In many parts of the world, chillies are still a more affordable alternative the pepper for spicing up dishes. Whether as flakes, powder or in sweetened form, chillies can be found on tables everywhere for adding spice to taste. Chilli threads are a real eye-catcher: these are delicate and extremely thin-cut chilli pods which have been dried. And on the subject of chilli pods: Although we usually talk about chillies as being pods, they are technically berries – as botanically speaking they are the berries of chilli plants.
Chilli fans can make their own
Harissa is a well known chilli paste. It is made according to a North African recipe and can also be easily made at home. Just take two handfuls of dried chillies, coarsely cut them and soak them for about an hour in hot water. Grind the chilli pieces with two cloves of garlic, some salt and a pinch of cumin and caraway. Add some olive oil to the mixture until it reaches the desired consistency. The harissa paste can then be stored in a glass, covered with oil, for a few weeks. Harissa is perfect for flavouring many different dishes – try it out for yourself!

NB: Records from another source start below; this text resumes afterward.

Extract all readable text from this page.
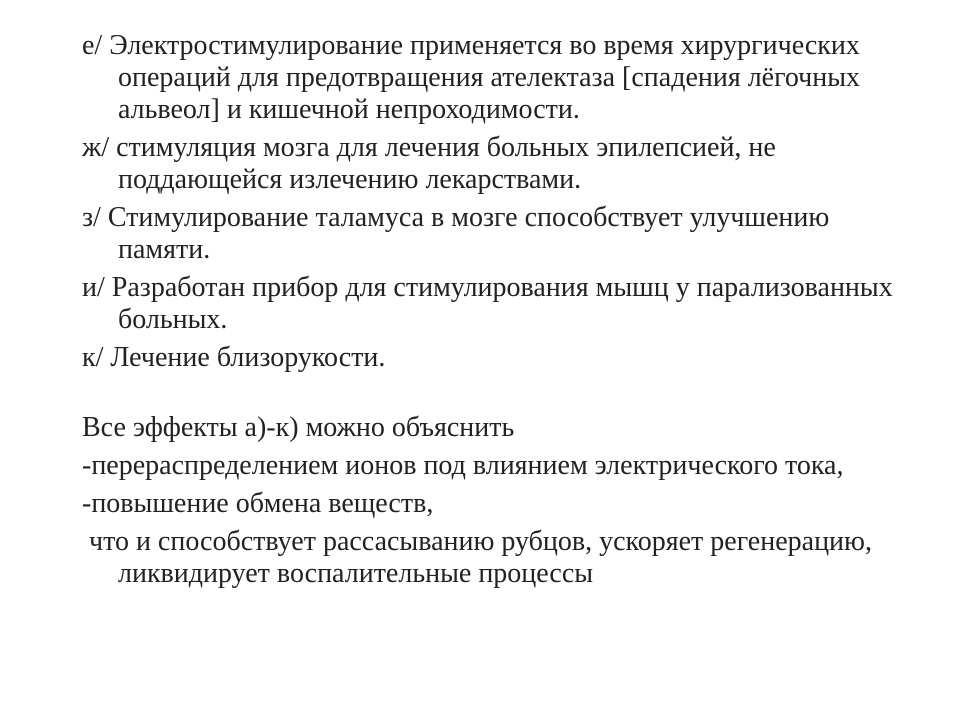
е/ Электростимулирование применяется во время хирургических операций для предотвращения ателектаза [спадения лёгочных альвеол] и кишечной непроходимости.

ж/ стимуляция мозга для лечения больных эпилепсией, не поддающейся излечению лекарствами.

з/ Стимулирование таламуса в мозге способствует улучшению памяти.

и/ Разработан прибор для стимулирования мышц у парализованных больных.

к/ Лечение близорукости.

Все эффекты а)-к) можно объяснить

-перераспределением ионов под влиянием электрического тока,

-повышение обмена веществ,

что и способствует рассасыванию рубцов, ускоряет регенерацию, ликвидирует воспалительные процессы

By the way, it’s easy to grow chilli plants in your own garden. In general, chillies can be grown all over the world, although they do prefer a tropical climate. India is the most important producer – and consumer – of chillies. Last but not least, we know chillies from Mexican cuisine, such as chilli con carne. The chilli is also thought to have originated from Mexico and was distributed throughout the world after the Europeans reached the Americas. While we mostly use chillies to add hotness to dishes, in Mexico and other chilli-growing countries often fresh, large and fleshy chillies are stuffed with other food.